TV

The Making of Modern Britain

I have to admit I have a bit of a soft spot for the acclaimed Scottish political commentator Andrew Marr, for some unfathomable reason he appears to have the ability to make politics slightly interesting, making his Sunday morning programme The Andrew Marr Show highly watchable. However, where he really excels is in producing political history programmes like The Making of Modern Britain, which was produced in 2009 and is currently being repeated on BBC 4, I firmly believe that programmes like these should be made compulsory for any child slightly interested in 20th century history and the social upheaval that came with it.

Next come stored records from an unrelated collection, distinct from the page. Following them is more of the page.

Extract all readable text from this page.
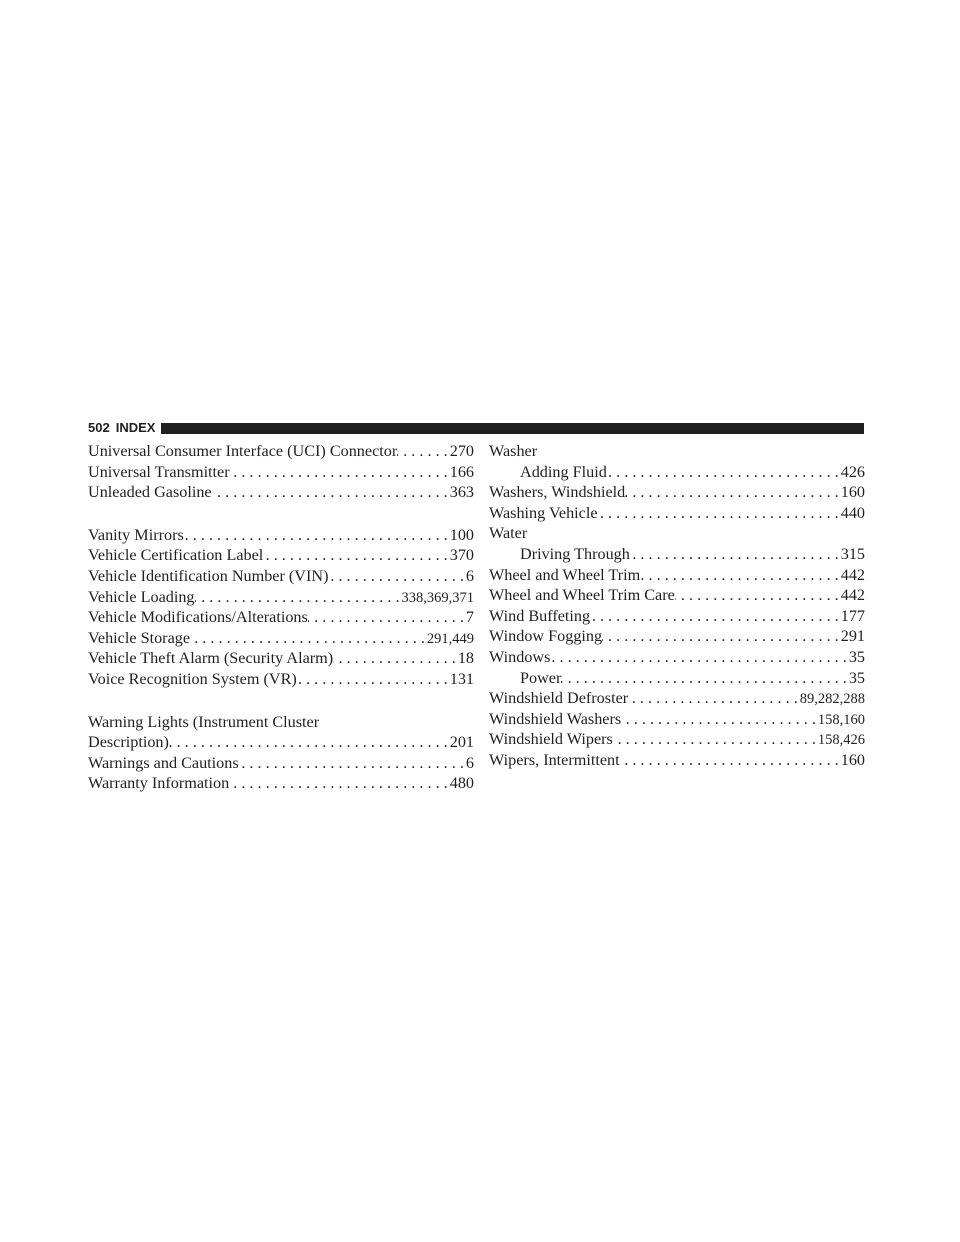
502 INDEX
Universal Consumer Interface (UCI) Connector . . .	270
Universal Transmitter . . .	166
Unleaded Gasoline . . .	363
Vanity Mirrors . . .	100
Vehicle Certification Label . . .	370
Vehicle Identification Number (VIN) . . .	6
Vehicle Loading . . .	338,369,371
Vehicle Modifications/Alterations . . .	7
Vehicle Storage . . .	291,449
Vehicle Theft Alarm (Security Alarm) . . .	18
Voice Recognition System (VR) . . .	131
Warning Lights (Instrument Cluster
Description) . . .	201
Warnings and Cautions . . .	6
Warranty Information . . .	480
Washer
Adding Fluid . . .	426
Washers, Windshield . . .	160
Washing Vehicle . . .	440
Water
Driving Through . . .	315
Wheel and Wheel Trim . . .	442
Wheel and Wheel Trim Care . . .	442
Wind Buffeting . . .	177
Window Fogging . . .	291
Windows . . .	35
Power . . .	35
Windshield Defroster . . .	89,282,288
Windshield Washers . . .	158,160
Windshield Wipers . . .	158,426
Wipers, Intermittent . . .	160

Although I like to think that I had a good understanding of the events of that century I never have really understood how the early part of the century were dominated by country house politics. The sun may never have set on the British empire that particular time but at home the country was ran by upper and middle grandees who cared little for the working classes, the allowed them (and allowed is the right word) to receive a pittance of a wage whilst the led a life of squalor and deprivation, Thatcher may have banged on about benefits of Victorian and Edwardian values which is fine if you’re a Tory but not if you were working class, Marr dazzlingly captures the mood of the time and how the working man was no longer willing to doff his cap, women also wanted recognition craving the right to vote  and organised a campaign led by the very aggressive suffragette movement. Reform was slowly coming and the Tories were fighting hard to resist, but the beauty of the series that it not only about politics and this where Marr’s series brilliantly succeeds, he manages to effortlessly intertwine the politics of the time with advances in technology, covering everything from aviation to the cinema and that before he even begins to talk about futility of war. Britain and the working man and woman have come a long way from slums and grime that they forced to live in, like any working class man The Frozen Northerner has never forgotten where he has come from, the only difference is that Andrew Marr explains it much better.